The short white-ball trip that was meant to pit Afghanistan against Sri Lanka in the United Arab Emirates from 13-25 March is, for now, off the table. With the fighting in West Asia spilling over into air routes and day-to-day logistics, both boards have privately accepted that staging six matches in Sharjah and Dubai is no longer workable.
Neither the Afghanistan Cricket Board (ACB) nor Sri Lanka Cricket (SLC) has yet pushed out a formal statement, but officials on both sides have conceded, in the usual guarded way, that “the risk is simply too high”. Shifting the games to another neutral venue has been floated, though the calendar, travel restrictions and late notice make that solution unlikely.
The itinerary looked straightforward enough a fortnight ago: three T20Is in Sharjah on 13, 15 and 17 March, followed by ODIs in Dubai on 20, 22 and 25 March. It would also have doubled as a first outing for Afghanistan under new captain Ibrahim Zadran, who has taken the white-ball reins from Rashid Khan after their early World Cup exit.
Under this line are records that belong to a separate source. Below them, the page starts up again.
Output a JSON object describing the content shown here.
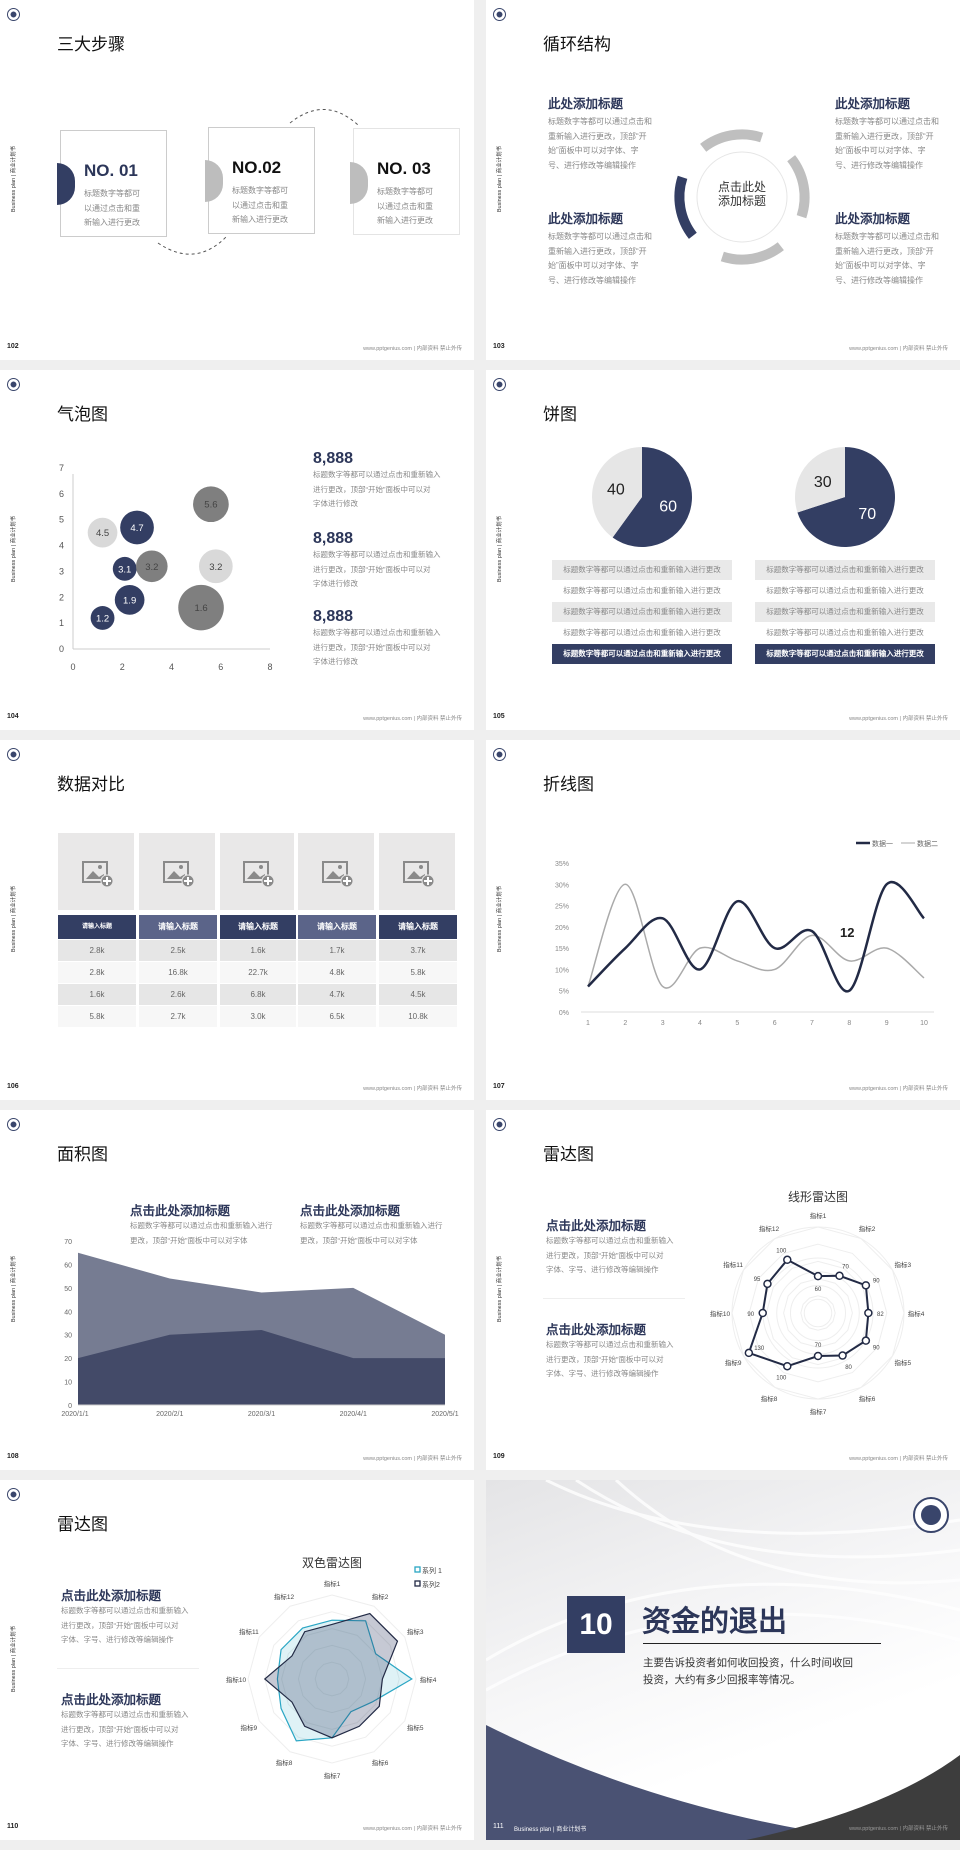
{
  "common": {
    "side_label": "Business plan | 商业计划书",
    "footer": "www.pptgenius.com | 内部资料 禁止外传",
    "desc_short": [
      "标题数字等都可",
      "以通过点击和重",
      "新输入进行更改"
    ],
    "desc_long": [
      "标题数字等都可以通过点击和",
      "重新输入进行更改，顶部“开",
      "始”面板中可以对字体、字",
      "号、进行修改等编辑操作"
    ],
    "accent": "#333e63",
    "grey": "#7f7f7f",
    "light": "#d9d9d9"
  },
  "slides": {
    "s102": {
      "page": "102",
      "title": "三大步骤",
      "steps": [
        {
          "no": "NO. 01"
        },
        {
          "no": "NO.02"
        },
        {
          "no": "NO. 03"
        }
      ]
    },
    "s103": {
      "page": "103",
      "title": "循环结构",
      "center": [
        "点击此处",
        "添加标题"
      ],
      "heading": "此处添加标题"
    },
    "s104": {
      "page": "104",
      "title": "气泡图",
      "stats": [
        {
          "value": "8,888",
          "lines": [
            "标题数字等都可以通过点击和重新输入",
            "进行更改，顶部“开始”面板中可以对",
            "字体进行修改"
          ]
        },
        {
          "value": "8,888",
          "lines": [
            "标题数字等都可以通过点击和重新输入",
            "进行更改，顶部“开始”面板中可以对",
            "字体进行修改"
          ]
        },
        {
          "value": "8,888",
          "lines": [
            "标题数字等都可以通过点击和重新输入",
            "进行更改，顶部“开始”面板中可以对",
            "字体进行修改"
          ]
        }
      ]
    },
    "s105": {
      "page": "105",
      "title": "饼图",
      "row_text": "标题数字等都可以通过点击和重新输入进行更改"
    },
    "s106": {
      "page": "106",
      "title": "数据对比",
      "headers": [
        "请输入标题",
        "请输入标题",
        "请输入标题",
        "请输入标题",
        "请输入标题"
      ],
      "rows": [
        [
          "2.8k",
          "2.5k",
          "1.6k",
          "1.7k",
          "3.7k"
        ],
        [
          "2.8k",
          "16.8k",
          "22.7k",
          "4.8k",
          "5.8k"
        ],
        [
          "1.6k",
          "2.6k",
          "6.8k",
          "4.7k",
          "4.5k"
        ],
        [
          "5.8k",
          "2.7k",
          "3.0k",
          "6.5k",
          "10.8k"
        ]
      ]
    },
    "s107": {
      "page": "107",
      "title": "折线图",
      "annotation": "12"
    },
    "s108": {
      "page": "108",
      "title": "面积图",
      "blocks": [
        {
          "heading": "点击此处添加标题",
          "lines": [
            "标题数字等都可以通过点击和重新输入进行",
            "更改，顶部“开始”面板中可以对字体"
          ]
        },
        {
          "heading": "点击此处添加标题",
          "lines": [
            "标题数字等都可以通过点击和重新输入进行",
            "更改，顶部“开始”面板中可以对字体"
          ]
        }
      ]
    },
    "s109": {
      "page": "109",
      "title": "雷达图",
      "blocks": [
        {
          "heading": "点击此处添加标题",
          "lines": [
            "标题数字等都可以通过点击和重新输入",
            "进行更改，顶部“开始”面板中可以对",
            "字体、字号、进行修改等编辑操作"
          ]
        },
        {
          "heading": "点击此处添加标题",
          "lines": [
            "标题数字等都可以通过点击和重新输入",
            "进行更改，顶部“开始”面板中可以对",
            "字体、字号、进行修改等编辑操作"
          ]
        }
      ]
    },
    "s110": {
      "page": "110",
      "title": "雷达图",
      "blocks": [
        {
          "heading": "点击此处添加标题",
          "lines": [
            "标题数字等都可以通过点击和重新输入",
            "进行更改，顶部“开始”面板中可以对",
            "字体、字号、进行修改等编辑操作"
          ]
        },
        {
          "heading": "点击此处添加标题",
          "lines": [
            "标题数字等都可以通过点击和重新输入",
            "进行更改，顶部“开始”面板中可以对",
            "字体、字号、进行修改等编辑操作"
          ]
        }
      ]
    },
    "s111": {
      "page": "111",
      "number": "10",
      "title": "资金的退出",
      "lines": [
        "主要告诉投资者如何收回投资，什么时间收回",
        "投资，大约有多少回报率等情况。"
      ],
      "footer_left": "Business plan | 商业计划书"
    }
  },
  "chart_data": [
    {
      "type": "scatter",
      "subtype": "bubble",
      "xlim": [
        0,
        8
      ],
      "ylim": [
        0,
        7
      ],
      "xticks": [
        "0",
        "2",
        "4",
        "6",
        "8"
      ],
      "yticks": [
        "0",
        "1",
        "2",
        "3",
        "4",
        "5",
        "6",
        "7"
      ],
      "points": [
        {
          "x": 1.2,
          "y": 1.2,
          "size": 2.9,
          "label": "1.2",
          "color": "#333e63"
        },
        {
          "x": 2.3,
          "y": 1.9,
          "size": 4.5,
          "label": "1.9",
          "color": "#333e63"
        },
        {
          "x": 2.1,
          "y": 3.1,
          "size": 2.9,
          "label": "3.1",
          "color": "#333e63"
        },
        {
          "x": 3.2,
          "y": 3.2,
          "size": 5.1,
          "label": "3.2",
          "color": "#7f7f7f"
        },
        {
          "x": 1.2,
          "y": 4.5,
          "size": 4.5,
          "label": "4.5",
          "color": "#d9d9d9"
        },
        {
          "x": 2.6,
          "y": 4.7,
          "size": 5.8,
          "label": "4.7",
          "color": "#333e63"
        },
        {
          "x": 5.6,
          "y": 5.6,
          "size": 6.5,
          "label": "5.6",
          "color": "#7f7f7f"
        },
        {
          "x": 5.8,
          "y": 3.2,
          "size": 5.8,
          "label": "3.2",
          "color": "#d9d9d9"
        },
        {
          "x": 5.2,
          "y": 1.6,
          "size": 10.6,
          "label": "1.6",
          "color": "#7f7f7f"
        }
      ]
    },
    {
      "type": "pie",
      "values": [
        60,
        40
      ],
      "labels": [
        "60",
        "40"
      ],
      "colors": [
        "#333e63",
        "#e6e6e6"
      ]
    },
    {
      "type": "pie",
      "values": [
        70,
        30
      ],
      "labels": [
        "70",
        "30"
      ],
      "colors": [
        "#333e63",
        "#e6e6e6"
      ]
    },
    {
      "type": "line",
      "smooth": true,
      "categories": [
        "1",
        "2",
        "3",
        "4",
        "5",
        "6",
        "7",
        "8",
        "9",
        "10"
      ],
      "ylim": [
        0,
        35
      ],
      "yticks": [
        "0%",
        "5%",
        "10%",
        "15%",
        "20%",
        "25%",
        "30%",
        "35%"
      ],
      "legend": "top-right",
      "series": [
        {
          "name": "数据一",
          "values": [
            6,
            15,
            22,
            10,
            26,
            15,
            19,
            5,
            30,
            22
          ],
          "color": "#222a45"
        },
        {
          "name": "数据二",
          "values": [
            6,
            30,
            6,
            15,
            12,
            10,
            18,
            12,
            15,
            8
          ],
          "color": "#aaaaaa"
        }
      ]
    },
    {
      "type": "area",
      "categories": [
        "2020/1/1",
        "2020/2/1",
        "2020/3/1",
        "2020/4/1",
        "2020/5/1"
      ],
      "ylim": [
        0,
        70
      ],
      "yticks": [
        "0",
        "10",
        "20",
        "30",
        "40",
        "50",
        "60",
        "70"
      ],
      "series": [
        {
          "values": [
            65,
            54,
            48,
            50,
            30
          ],
          "color": "#767c92"
        },
        {
          "values": [
            20,
            30,
            32,
            20,
            20
          ],
          "color": "#434a68"
        }
      ]
    },
    {
      "type": "radar",
      "title": "线形雷达图",
      "axes": [
        "指标1",
        "指标2",
        "指标3",
        "指标4",
        "指标5",
        "指标6",
        "指标7",
        "指标8",
        "指标9",
        "指标10",
        "指标11",
        "指标12"
      ],
      "max": 140,
      "series": [
        {
          "values": [
            60,
            70,
            90,
            82,
            90,
            80,
            70,
            100,
            130,
            90,
            95,
            100
          ],
          "labels": [
            "60",
            "70",
            "90",
            "82",
            "90",
            "80",
            "70",
            "100",
            "130",
            "90",
            "95",
            "100"
          ],
          "color": "#222a45"
        }
      ]
    },
    {
      "type": "radar",
      "title": "双色雷达图",
      "axes": [
        "指标1",
        "指标2",
        "指标3",
        "指标4",
        "指标5",
        "指标6",
        "指标7",
        "指标8",
        "指标9",
        "指标10",
        "指标11",
        "指标12"
      ],
      "max": 100,
      "legend": "top-right",
      "series": [
        {
          "name": "系列 1",
          "values": [
            70,
            80,
            60,
            95,
            55,
            45,
            70,
            85,
            70,
            65,
            70,
            70
          ],
          "color": "#2aa6c4"
        },
        {
          "name": "系列2",
          "values": [
            65,
            90,
            90,
            60,
            65,
            65,
            70,
            65,
            55,
            80,
            55,
            65
          ],
          "color": "#222a45"
        }
      ]
    }
  ]
}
Instead, the series joins a growing list of fixtures disrupted by the regional crisis. Six ICC Men’s Cricket World Cup League 2 matches in Nepal, featuring Oman, UAE and the hosts, were scrubbed last week. Teams exiting the men’s T20 World Cup have encountered similar headaches: West Indies and South Africa spent days stuck in Kolkata until air corridors finally opened on Sunday for a Tuesday departure.
The immediate financial hit for both boards is manageable, insiders insist, but the cricketing cost is harder to pin down. Afghanistan need game-time under a new skipper; Sri Lanka are still piecing together a post-World-Cup plan of their own. Rescheduling later in the year sounds tidy on paper yet squeezes an already busy international roster.
For now, coaches and players can only wait. The hope is that a quieter window appears soon, though no one is putting a date on it – a reminder that, every so often, cricket is forced to take its place in a queue behind larger, grimmer realities.